Almost all Indian deities, particularly those belonging to the Brahmanical pantheon, have a multiple, or at least a dual, character.
The composite character of the Devi, particularly her Durga or Candi aspect, as given in the Devimahatmya section of the Markandeya Purana, is well known. According to the accounts, she originated out of the combined contribution, either in the form of a body-limb or an attribute, of the various divinities who implored upon her to kill the demons Sumbha, Nisumbha, Mahisa, etc. It has been stated there that being briefed about the mischievous deeds of the demons, the three principal gods- Brahma, Visnu, and Siva-were visibly angry, and out of their contorted face emerged some extra-ordinary power (tejah) to which similar expressions of tejah from other divinities coalesced (aikyam samagacchata) and gave rise to an all-pervading flame (jvalavyaptadigantaram) resembling a shining mountain (jvalantamiva parvatam). Out of this unique (atula) flame emerging from the bodies of all divinities (sarvadevasarirajam) originated a woman (abhuvannari)3 -the goddess incarnate-who was decorated and strengthened by the divinities with their respective contributions of ornaments and arms.4 Thus created out of the combined energies of all the divinities (nihsesadevaganasaktisamuhamurtya),5 the Devi or the goddess Durga has an essential composite character. This character is reflected not only in her iconography with multiple arms (astadasabhuja pujya sa sahasrabhuja sati),6 but a vivid visual expression of the concept of her origin from the synthesised power of the divinities can often be met with in Indian miniature paintings (Fig. 2).
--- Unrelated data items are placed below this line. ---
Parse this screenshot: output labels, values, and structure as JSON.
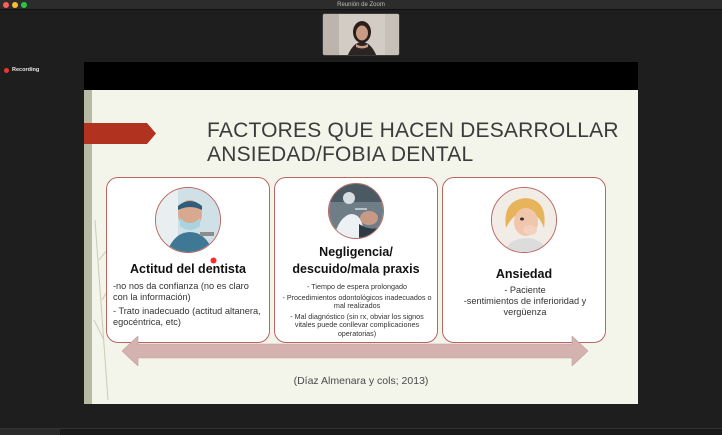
{
  "window": {
    "title": "Reunión de Zoom"
  },
  "recording": {
    "label": "Recording"
  },
  "slide": {
    "title_line1": "FACTORES QUE HACEN DESARROLLAR",
    "title_line2": "ANSIEDAD/FOBIA DENTAL",
    "cards": [
      {
        "heading": "Actitud del dentista",
        "points": [
          "-no nos da confianza (no es claro con la información)",
          "- Trato inadecuado (actitud altanera, egocéntrica, etc)"
        ]
      },
      {
        "heading_line1": "Negligencia/",
        "heading_line2": "descuido/mala praxis",
        "points": [
          "- Tiempo de espera prolongado",
          "- Procedimientos odontológicos inadecuados o mal realizados",
          "- Mal diagnóstico (sin rx, obviar los signos vitales puede conllevar complicaciones operatorias)"
        ]
      },
      {
        "heading": "Ansiedad",
        "points": [
          "- Paciente",
          "-sentimientos de inferioridad y vergüenza"
        ]
      }
    ],
    "citation": "(Díaz Almenara y cols; 2013)"
  },
  "colors": {
    "accent_red": "#b0321f",
    "card_border": "#b96660",
    "arrow_fill": "#d4b2b0",
    "slide_bg": "#f3f4ea"
  }
}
This composite character of the Devi is evident not only in her militant aspect as Durga or Candi, but also in many of her benevolent manifestations. In her manifestation as Laksmi, she is not only the goddess of wealth, but of wisdom as well.1 Similarly, Sarasvati, the goddess of learning, is also the goddess of wealth.2 The iconographic expression of this fact, and also of the characteristics of these two important aspects of the Devi, are to be found in the conception of the Buddhist goddess Vasudhara, particularly in her celebrated six-handed form which shows the Buddhist version of the composite form of Laksmi and Sarasvati.3 Of the six hands of this form of the goddess, three show attributes associated with the goddess Laksmi, e.g., the treasure-pot (bhadraghata) the sheaf of paddy (dhanyamanjari), and the varada-pose of hand showering treasures (nidhivarsana or-darsana). Two of the hands hold the book (pustaka or prajanapustaka) and the garland of rosary beads (aksamala) -the attributes associated with Sarasvati. Numerous images of this form of the goddess Vasudhara are known (Fig. 3).